“Hayvan hakkı savunucuları canlı hayvan ticaretinin bir sonucu olarak gördükleri Şarbon krizini, hayvan hakları perspektifinden ele alarak medyada bugüne kadar yer almayan bilgileri basın mensupları ile paylaştı”
Yazı:Nilay Küçük Cantank | Ajanimo | 10 Eylül 2018
Et ve Süt Kurumu’nun Brezilya’dan ithal ederek Türkiye’ye getirdiği büyükbaş hayvanlarda şarbon hastalığı görülmesi canlı hayvan ticaretine olan tepkileri arttırdı. Şarbon krizinin patlak vermesinin ardından insan sağlığı açısından onlarca haber yapıldı. Ancak işin hayvan sağlığı, yaşam hakkı ve etik kısmı hiç gündeme gelmedi. Yaklaşık 25 bin hayvanı taşıyan NADA gemisinin Brezilya’dan Türkiye’ye yola çıkmasından beri mücadele eden hayvan hakkı savunucuları, bugün konuyla ilgili basın açıklaması gerçekleştirdi. Gazeteci-yazar-hayvan hakkı savunusu Zülal Kalkandelen, HAKİM(Hayvan Hakları İzleme Merkezi) Koordinatörü veteriner sağlıkçı Burak Özgüner, Dahiliye Uzman Doktoru Oğuzcan Kınıkoğlu canlı hayvan ticaretinin kirli yüzünü, hayvan ve insan sağlığı açısından tehlikelerini basın mensupları ile paylaştı.
“Ana Akım Medya Bu Mücadeleye Zarar Verdi”
Canlı hayvan ticaretinin tamamen kaldırılması gerektiğini söyleyen Kalkandelen, şartların iyileştirilmesini kabul etmediklerini belirtti. Şarbon hastalığının çıkış noktası olduğu söylenen NADA gemisinin, Brezilya’da mahkeme kararı ile durdurulduğunu ancak siyasi müdahaleler sonucu geminin Türkiye’ye yola çıktığını söyleyen Kalkandelen “Brezilyalı aktivitsler bana ulaştı. Brezilya’ da geminin yola çıkması mahkeme kararı ile durdurulduğu söylenmişti. Ancak siyasi baskıyla gemi yola çıktı. Mahkemeye sunulan rapor geminin içinde yaşananları gözler önüne seriyor. Ancak gemi, yolsuzluk zinciri sonucu yola çıktı. O dönem sesimizi duyurmak istedik ancak medya seçim var diyerek ilgilenmedi. O dönem bu konuyla ilgili büyük mücadele verdik. Ancak ana kım medya gerçeklerin aksini gösteren haberler yaptı. Ana akım medya yaptığı haberlerle bu mücadeleye zarar verdi. Şarbon vakalarının çıkmasına şaşırmadık. Neden hayvanlara yaşatılan zulüm insanları harekete geçirmedi.?”

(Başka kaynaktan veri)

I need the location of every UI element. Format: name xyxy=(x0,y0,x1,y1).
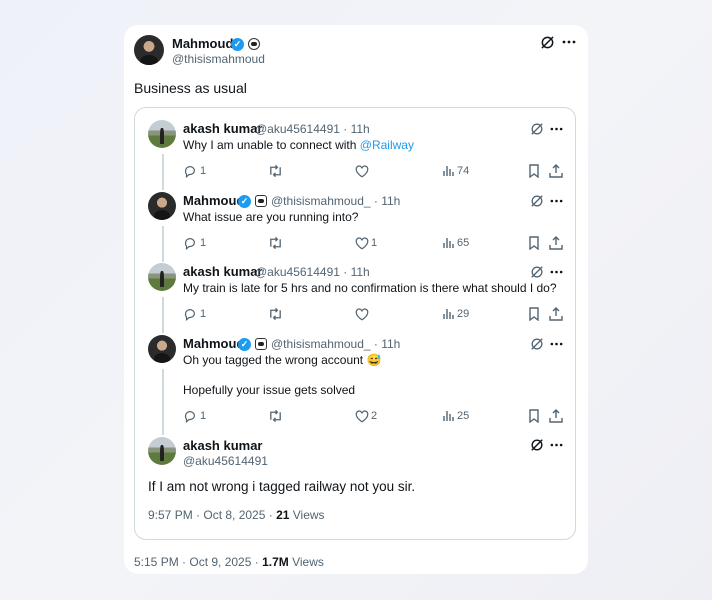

“Canlı Hayvan Ticareti Yüzyılımızın Köle Ticaretidir”
“Canlı hayvan ticareti 21. yy köle ticaretidir. Bu hayvanlar ölüm için gemilere doldurulup getiriliyorlar. Avustralya canlı hayvan ticareti yasakladı. Her ülkenin bunu yapması lazım. Uluslararası bir mücadele veriliyor. Bu ticaret kirli bir ticaret. Türkiye’de de bu ticaretin temiz olmadığı aşikar. Kapıkule sınır kapısında, 56 damızlık hayvan 10 gün bekletildi. ıMedya bu konuya da ilgi göstermedi. Çünkü medya hayvan yemek ve hayvana işkence göstermeyi normal karşılıyor. Hakça yaşam içinde olamayacağımız çok açık.”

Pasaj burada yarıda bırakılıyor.